Her testing confirmed the new tool covered all existing V2 and V3 use cases. She also caught bugs before they could reach client accounts.
Beta Launch & feature improvements
Once M3 was complete, we launched an open beta. V1 users could self-migrate. V2 and V3 migrations required engineering support. We collected feedback from beta users and Support, which informed our next improvements.
What we added Post-launch
Condition nodes
We separated conditions from triggers to create dedicated space for complex logic like length of stay targeting.
New trigger types
We added Occupancy, Vacancy, and Repeating triggers to expand automation beyond reservation check-in and checkout events.

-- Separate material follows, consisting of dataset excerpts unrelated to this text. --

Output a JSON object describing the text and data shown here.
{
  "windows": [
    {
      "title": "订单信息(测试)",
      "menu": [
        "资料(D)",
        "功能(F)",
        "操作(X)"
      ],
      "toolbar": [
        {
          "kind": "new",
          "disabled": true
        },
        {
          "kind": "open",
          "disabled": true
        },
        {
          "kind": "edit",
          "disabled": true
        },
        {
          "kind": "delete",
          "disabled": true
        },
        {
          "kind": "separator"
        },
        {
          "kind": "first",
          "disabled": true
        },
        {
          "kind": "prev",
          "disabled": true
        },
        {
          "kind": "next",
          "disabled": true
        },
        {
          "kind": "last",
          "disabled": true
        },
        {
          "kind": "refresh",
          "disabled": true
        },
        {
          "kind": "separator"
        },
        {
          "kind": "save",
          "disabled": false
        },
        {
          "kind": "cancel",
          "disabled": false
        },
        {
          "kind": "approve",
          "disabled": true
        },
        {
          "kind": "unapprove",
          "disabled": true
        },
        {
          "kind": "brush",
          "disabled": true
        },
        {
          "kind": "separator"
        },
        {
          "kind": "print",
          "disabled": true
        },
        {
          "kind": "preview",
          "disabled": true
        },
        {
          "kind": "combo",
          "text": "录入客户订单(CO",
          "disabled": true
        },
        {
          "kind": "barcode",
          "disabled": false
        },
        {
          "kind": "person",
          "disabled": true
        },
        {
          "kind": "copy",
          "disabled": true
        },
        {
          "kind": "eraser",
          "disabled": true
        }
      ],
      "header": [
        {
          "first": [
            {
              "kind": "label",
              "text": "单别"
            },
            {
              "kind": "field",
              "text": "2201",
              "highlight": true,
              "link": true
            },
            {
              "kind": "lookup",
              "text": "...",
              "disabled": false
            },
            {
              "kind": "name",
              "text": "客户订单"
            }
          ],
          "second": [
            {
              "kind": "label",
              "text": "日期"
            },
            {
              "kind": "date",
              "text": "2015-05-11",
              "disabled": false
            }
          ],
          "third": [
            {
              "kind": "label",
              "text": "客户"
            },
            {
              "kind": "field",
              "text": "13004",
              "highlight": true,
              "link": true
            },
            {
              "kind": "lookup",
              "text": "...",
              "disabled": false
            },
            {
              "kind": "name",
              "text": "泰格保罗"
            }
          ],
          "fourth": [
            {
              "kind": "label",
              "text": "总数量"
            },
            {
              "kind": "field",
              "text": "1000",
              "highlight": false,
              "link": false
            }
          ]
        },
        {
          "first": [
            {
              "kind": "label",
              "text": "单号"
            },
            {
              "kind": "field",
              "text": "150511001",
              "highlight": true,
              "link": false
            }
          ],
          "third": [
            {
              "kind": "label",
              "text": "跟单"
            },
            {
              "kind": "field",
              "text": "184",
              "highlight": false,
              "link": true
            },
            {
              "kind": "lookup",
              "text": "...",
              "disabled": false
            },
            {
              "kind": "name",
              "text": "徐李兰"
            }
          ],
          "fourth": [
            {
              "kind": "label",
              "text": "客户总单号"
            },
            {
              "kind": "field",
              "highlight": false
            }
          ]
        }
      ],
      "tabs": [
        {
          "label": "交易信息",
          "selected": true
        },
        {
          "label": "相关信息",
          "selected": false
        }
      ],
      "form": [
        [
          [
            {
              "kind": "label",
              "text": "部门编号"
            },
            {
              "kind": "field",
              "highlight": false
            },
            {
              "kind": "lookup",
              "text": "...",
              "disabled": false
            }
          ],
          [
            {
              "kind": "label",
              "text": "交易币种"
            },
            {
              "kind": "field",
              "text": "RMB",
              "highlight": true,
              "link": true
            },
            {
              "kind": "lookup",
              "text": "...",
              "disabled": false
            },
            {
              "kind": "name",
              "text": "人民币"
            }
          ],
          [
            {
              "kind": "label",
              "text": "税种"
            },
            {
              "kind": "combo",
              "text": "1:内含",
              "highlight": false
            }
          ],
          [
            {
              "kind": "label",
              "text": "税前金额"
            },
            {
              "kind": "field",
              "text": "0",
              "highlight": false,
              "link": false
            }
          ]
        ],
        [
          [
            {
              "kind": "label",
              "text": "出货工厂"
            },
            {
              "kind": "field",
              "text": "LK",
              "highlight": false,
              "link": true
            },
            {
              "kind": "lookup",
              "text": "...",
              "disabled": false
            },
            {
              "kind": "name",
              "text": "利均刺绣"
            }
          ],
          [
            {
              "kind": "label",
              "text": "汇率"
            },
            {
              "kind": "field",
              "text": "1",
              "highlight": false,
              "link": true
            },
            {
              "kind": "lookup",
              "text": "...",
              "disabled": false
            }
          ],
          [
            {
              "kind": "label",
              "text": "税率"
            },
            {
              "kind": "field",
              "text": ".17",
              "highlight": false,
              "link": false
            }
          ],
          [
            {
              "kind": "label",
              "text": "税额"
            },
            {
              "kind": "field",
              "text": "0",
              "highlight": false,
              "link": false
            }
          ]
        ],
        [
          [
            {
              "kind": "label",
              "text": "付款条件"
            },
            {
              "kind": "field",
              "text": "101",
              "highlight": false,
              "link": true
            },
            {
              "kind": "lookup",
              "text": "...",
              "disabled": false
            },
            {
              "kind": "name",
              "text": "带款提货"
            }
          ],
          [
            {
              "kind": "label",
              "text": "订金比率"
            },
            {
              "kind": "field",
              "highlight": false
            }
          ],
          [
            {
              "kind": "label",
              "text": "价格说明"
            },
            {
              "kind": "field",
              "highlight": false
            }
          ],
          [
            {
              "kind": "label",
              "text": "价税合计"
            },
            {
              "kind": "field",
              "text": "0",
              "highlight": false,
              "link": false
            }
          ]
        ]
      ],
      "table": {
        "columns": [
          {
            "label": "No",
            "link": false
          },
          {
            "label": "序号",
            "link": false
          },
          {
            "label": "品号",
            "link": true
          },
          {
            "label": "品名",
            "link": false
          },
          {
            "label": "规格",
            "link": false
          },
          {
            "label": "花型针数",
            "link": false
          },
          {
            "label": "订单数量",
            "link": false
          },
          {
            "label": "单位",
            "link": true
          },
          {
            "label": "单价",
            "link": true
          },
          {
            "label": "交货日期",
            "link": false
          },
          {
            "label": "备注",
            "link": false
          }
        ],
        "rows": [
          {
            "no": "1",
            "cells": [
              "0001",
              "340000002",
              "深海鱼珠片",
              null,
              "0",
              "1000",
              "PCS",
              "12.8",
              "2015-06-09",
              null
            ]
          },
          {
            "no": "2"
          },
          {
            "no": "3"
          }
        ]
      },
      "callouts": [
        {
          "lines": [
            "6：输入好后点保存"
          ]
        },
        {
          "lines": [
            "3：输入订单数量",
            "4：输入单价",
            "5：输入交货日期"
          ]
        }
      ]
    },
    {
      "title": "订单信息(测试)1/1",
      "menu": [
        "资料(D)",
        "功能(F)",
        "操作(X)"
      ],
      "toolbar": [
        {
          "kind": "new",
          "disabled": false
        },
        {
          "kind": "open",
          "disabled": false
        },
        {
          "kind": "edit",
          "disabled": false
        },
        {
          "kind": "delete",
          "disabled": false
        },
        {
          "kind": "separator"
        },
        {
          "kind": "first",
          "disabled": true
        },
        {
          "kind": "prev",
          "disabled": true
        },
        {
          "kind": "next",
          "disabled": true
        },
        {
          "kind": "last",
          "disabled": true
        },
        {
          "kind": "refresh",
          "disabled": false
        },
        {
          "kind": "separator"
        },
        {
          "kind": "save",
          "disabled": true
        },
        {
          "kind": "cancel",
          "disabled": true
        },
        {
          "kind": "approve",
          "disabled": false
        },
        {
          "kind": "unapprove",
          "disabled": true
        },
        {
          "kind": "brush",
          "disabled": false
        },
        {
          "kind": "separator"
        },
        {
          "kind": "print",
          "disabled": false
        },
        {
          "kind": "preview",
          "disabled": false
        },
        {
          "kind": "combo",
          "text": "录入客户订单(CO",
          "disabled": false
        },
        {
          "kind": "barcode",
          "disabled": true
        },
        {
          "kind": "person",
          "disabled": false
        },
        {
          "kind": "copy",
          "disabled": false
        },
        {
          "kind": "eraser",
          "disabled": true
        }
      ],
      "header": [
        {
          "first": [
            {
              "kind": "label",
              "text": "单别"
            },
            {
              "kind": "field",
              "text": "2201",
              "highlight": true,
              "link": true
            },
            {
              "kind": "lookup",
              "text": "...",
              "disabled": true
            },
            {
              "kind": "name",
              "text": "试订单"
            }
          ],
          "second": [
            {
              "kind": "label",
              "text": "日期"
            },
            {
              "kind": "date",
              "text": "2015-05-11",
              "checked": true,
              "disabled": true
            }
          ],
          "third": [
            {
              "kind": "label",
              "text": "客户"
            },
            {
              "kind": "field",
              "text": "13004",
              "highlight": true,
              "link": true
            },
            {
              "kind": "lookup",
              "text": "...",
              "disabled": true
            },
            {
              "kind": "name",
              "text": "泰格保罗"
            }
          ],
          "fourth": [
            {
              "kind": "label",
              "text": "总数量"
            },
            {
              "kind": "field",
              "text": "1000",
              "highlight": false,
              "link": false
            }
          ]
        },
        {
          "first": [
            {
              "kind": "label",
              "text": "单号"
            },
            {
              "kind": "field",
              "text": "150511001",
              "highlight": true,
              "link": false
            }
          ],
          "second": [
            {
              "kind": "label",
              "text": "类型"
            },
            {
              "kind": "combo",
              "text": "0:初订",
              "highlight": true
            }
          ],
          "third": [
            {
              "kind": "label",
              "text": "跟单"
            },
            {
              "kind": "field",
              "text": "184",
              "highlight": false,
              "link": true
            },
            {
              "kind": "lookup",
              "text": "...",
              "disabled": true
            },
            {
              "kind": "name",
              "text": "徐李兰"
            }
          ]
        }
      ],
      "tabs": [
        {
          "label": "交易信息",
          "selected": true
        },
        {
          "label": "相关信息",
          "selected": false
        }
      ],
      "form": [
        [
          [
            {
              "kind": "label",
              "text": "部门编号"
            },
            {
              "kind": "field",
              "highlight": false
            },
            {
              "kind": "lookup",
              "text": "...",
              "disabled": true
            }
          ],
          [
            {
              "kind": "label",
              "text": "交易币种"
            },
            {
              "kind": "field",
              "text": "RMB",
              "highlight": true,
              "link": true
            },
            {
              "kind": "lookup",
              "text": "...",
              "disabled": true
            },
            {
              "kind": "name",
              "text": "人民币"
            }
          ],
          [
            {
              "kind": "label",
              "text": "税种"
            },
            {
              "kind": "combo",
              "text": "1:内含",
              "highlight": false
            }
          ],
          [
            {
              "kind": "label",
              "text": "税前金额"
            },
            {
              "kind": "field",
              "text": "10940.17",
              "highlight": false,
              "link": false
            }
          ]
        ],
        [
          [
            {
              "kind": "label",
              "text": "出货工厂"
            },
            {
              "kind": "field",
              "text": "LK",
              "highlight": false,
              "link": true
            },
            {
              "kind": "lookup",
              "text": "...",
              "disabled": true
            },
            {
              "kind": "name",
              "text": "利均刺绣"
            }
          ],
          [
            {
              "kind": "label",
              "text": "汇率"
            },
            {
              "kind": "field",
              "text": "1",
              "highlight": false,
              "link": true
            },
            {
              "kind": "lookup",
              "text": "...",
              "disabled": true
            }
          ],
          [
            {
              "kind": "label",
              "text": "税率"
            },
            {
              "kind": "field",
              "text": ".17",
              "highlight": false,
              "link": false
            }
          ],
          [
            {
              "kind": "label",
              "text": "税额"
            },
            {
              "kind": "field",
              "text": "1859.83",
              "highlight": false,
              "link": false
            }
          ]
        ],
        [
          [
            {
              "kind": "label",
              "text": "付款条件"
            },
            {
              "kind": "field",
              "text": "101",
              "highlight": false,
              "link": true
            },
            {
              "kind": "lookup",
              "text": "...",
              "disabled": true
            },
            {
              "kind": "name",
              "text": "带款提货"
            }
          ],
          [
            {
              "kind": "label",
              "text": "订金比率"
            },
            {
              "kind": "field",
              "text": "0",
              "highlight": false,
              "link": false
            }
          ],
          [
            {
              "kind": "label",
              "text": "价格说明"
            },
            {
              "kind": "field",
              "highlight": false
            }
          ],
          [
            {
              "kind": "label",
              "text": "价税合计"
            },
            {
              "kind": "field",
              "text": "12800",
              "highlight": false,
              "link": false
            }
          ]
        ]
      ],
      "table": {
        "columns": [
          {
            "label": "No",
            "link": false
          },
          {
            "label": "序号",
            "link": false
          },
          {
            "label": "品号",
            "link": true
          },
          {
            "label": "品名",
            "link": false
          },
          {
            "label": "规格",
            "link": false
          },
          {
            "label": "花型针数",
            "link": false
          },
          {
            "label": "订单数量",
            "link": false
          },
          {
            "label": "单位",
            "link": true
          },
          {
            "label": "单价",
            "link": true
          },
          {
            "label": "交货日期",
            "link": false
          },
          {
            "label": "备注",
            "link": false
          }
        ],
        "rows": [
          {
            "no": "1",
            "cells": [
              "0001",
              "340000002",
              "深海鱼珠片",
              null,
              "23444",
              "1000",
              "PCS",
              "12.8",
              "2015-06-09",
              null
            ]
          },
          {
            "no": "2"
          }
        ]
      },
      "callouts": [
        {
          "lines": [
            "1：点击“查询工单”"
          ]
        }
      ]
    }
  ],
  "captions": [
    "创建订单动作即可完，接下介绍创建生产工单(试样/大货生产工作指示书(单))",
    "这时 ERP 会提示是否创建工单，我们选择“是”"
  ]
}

Reservation data targeting
Users could target automations based on reservation add-ons like "if guest books rollaway bed, schedule delivery task."
Repeating schedules
Users could set tasks to repeat at regular intervals for ongoing property management needs.
length of stay targeting
Users could create rules based on duration, like "if occupancy is greater than 7 days, schedule mid-stay cleaning."
The Final System: Automated Workflows
After expanding the builder based on beta feedback, we had a system that could replace all three legacy versions. The core trigger, condition, action structure proved flexible enough to handle both simple and sophisticated workflows.
Final Product walkthrough
Example: A property manager creates a workflow for owner stays at waterfront properties.
Context
The focus for this example is on a particular property belonging to the 'Waterfront' property group. Here, the property manager verifies that property is indeed associated with that property group.
Caption: The user clicks on the property name from the Property Schedule calendar to confirm it falls under the 'Waterfront' property group within the property profile.
Creating the workflow
Caption: The user sets up a New Reservation trigger for owner stays at Waterfront properties with stays longer than 3 nights. Three separate actions schedule tasks at different times: 1 day before check-in, 1 day before check-in on turnovers, and on checkout.
Verifying it worked
The workflow runs in the background. The property manager checks the Property Schedule to confirm tasks appeared on the right properties at the right times.
Caption: The user opens the Property Schedule and finds the property from the Waterfront group. The 'Owner Stays at Waterfronts' workflow applied correctly. Tasks show up at the scheduled times relative to the reservation dates.
What Made it Work
What made this system succeed where 3 versions failed:
- Self-service: No more spreadsheets or engineering tickets. Clients could build and edit workflows themselves.
- Visual logic: The node structure made automation transparent. Clients could see how rules would behave before activating them.
- Migration-ready: We systematically covered existing use cases while enabling new ones. We could confidently sunset all three legacy versions.
Beyond Automated Workflows
The node components became part of our design system. The Messaging team adopted them for their Custom Auto Messages feature. I moved the components from my local project file to our design system, wrote up tickets for the Messaging team to add to Storybook, and worked with their engineer on implementation. I also helped their designer update their design to use the standardized component.
Custom Auto Messages
Same pattern. Different content. One component powering two automation features.
Caption: The Messaging team's Custom Auto Messages using the Condition and Action node components after they were added to the design system.